Godoy was kicking the soccer ball around at Fisher Meadows one day with his kids when Anh Le, 21, of Vietnam, came up and asked if he could play with his family.

"For us, this was like a magic word," Godoy said. "We like to include everybody and we recruited him."

Now Le plays regular pick-up games with the league and is in charge of sending emails out every week to a growing list of interested players to remind them of the games. 

Le just graduated from Tunxis Community College in Farmington last Friday, earning an associate's degree in general studies. Until he leaves to study engineering at the University of Louisville in the fall, you can find him at Fisher playing a lot of soccer. His uncle exposed him to soccer in Singapore when he was a kid and he moved to Kentucky for part of high school. His soccer team won the state championship in 2008.

"I'm a lunatic for soccer," he said. 

Oks, a Cigna information technology employee, recruited his Ukrainian friend Joseph Aferzon, who played on the Ukrainian junior national soccer team for two years, to come and said "it's a lot of fun." Aferzon is a brain surgeon at Hartford Hospital. 

"I never quit," Aferzon said of playing soccer. "I'm a die hard."

Oks said that he likes it better than going to the gym. He used to pay in an organized, competitive Simsbury league.

"You will hardly see any arguments here," Oks said. "We're working folk so we can't get hurt." 

While Oks said younger players might be faster, the older players might have more skills. 

Women are welcome too and girls have played in the past.

"We don't discriminate against anybody," Oks said. 

Different countries' signature styles of play are evident on the field, according to Oks. Some grew up playing pick-up soccer in the streets and excel in footwork. 

The pick-up league draws people of various ages, professions, cultural backgrounds and "all walks of life" to play soccer, said Dave Edgar, 48, an Avon resident and member of the 1981 Simsbury High School state championship-winning soccer team.

Edgar said he hadn't played soccer since high school and saw the men playing pick-up one day while at his son's high school soccer game at Fisher Meadows. 

"I was apprehensive at first, but these guys are great," Edgar said. "They're comedic.

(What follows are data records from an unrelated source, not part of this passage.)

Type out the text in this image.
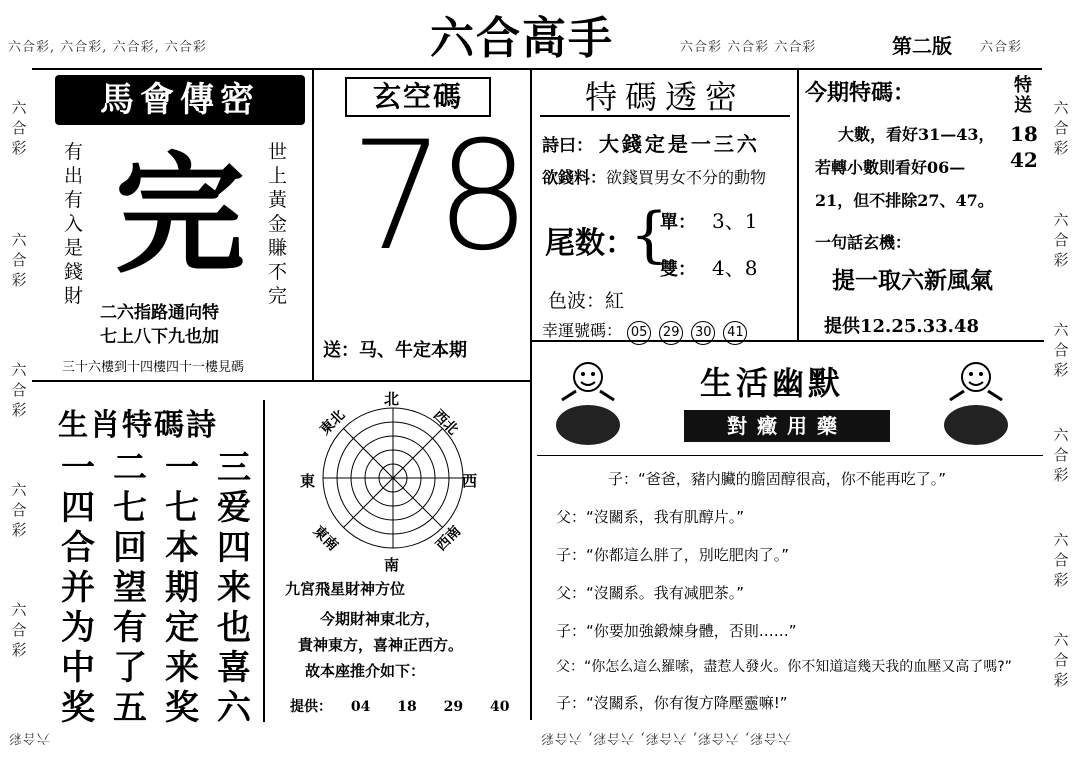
六合高手	第二版
六合彩, 六合彩, 六合彩, 六合彩	六合彩 六合彩 六合彩	六合彩
六合彩
六合彩
六合彩
六合彩
六合彩
六合彩
六合彩
六合彩
六合彩
六合彩
六合彩
六合彩	六合彩, 六合彩, 六合彩, 六合彩, 六合彩
馬會傳密
有出有入是錢財
世上黃金賺不完
完
二六指路通向特
七上八下九也加
三十六樓到十四樓四十一樓見碼
玄空碼
78
送：马、牛定本期
特碼透密
詩曰： 大錢定是一三六
欲錢料：欲錢買男女不分的動物
尾数：
{
單： 3、1
雙： 4、8
色波：紅
幸運號碼： 05 29 30 41
今期特碼：	特送
18
42
大數，看好31—43，
若轉小數則看好06—
21，但不排除27、47。
一句話玄機：
提一取六新風氣
提供12.25.33.48
生肖特碼詩
一 二 一 三
四 七 七 爱
合 回 本 四
并 望 期 来
为 有 定 也
中 了 来 喜
奖 五 奖 六
北
南
東	西
東北	西北
東南	西南
九宮飛星財神方位
今期財神東北方，
貴神東方，喜神正西方。
故本座推介如下：
提供： 04 18 29 40
生活幽默
對癥用藥
子：“爸爸，豬内臟的膽固醇很高，你不能再吃了。”
父：“沒關系，我有肌醇片。”
子：“你都這么胖了，別吃肥肉了。”
父：“沒關系。我有减肥茶。”
子：“你要加強鍛煉身體，否則……”
父：“你怎么這么羅嗦，盡惹人發火。你不知道這幾天我的血壓又高了嗎?”
子：“沒關系，你有復方降壓靈嘛!”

There's all levels of talent from guys that look like they played in the European leagues to guys who kick the ball around with their kids and that's all they had."

Edgar, a marketing manager for a private insurance company in Pennsylvania, brings his sons, Evan, 17, a junior at Avon High School and junior varsity team soccer player, and Ryan, 20, who is currently studying at Mount St. Mary in New York. 

"It's just awesome," said Edgar, who grew up on soccer in a Jamaican family. "It's a wish come true to see them fall in love with the sport and want to play it." 

Ryan Milligan, 26, a Canton native and Avon resident, said that he enjoys having an opportunity to play out of college. Milligan is also in the insurance business and works at Chubb in Simsbury.

"I come here a lot and I really enjoy the fact that it's free," Milligan said. "There aren't many opportunities to play soccer once you exit the collegiate state."

Simsbury resident Jim Poppa, 46, an assistant principal at Avon Middle School, said that the league has grown in the past few years. 

"It's a great experience," Poppa said. "It doesn't matter what your background is. It's the love of the game."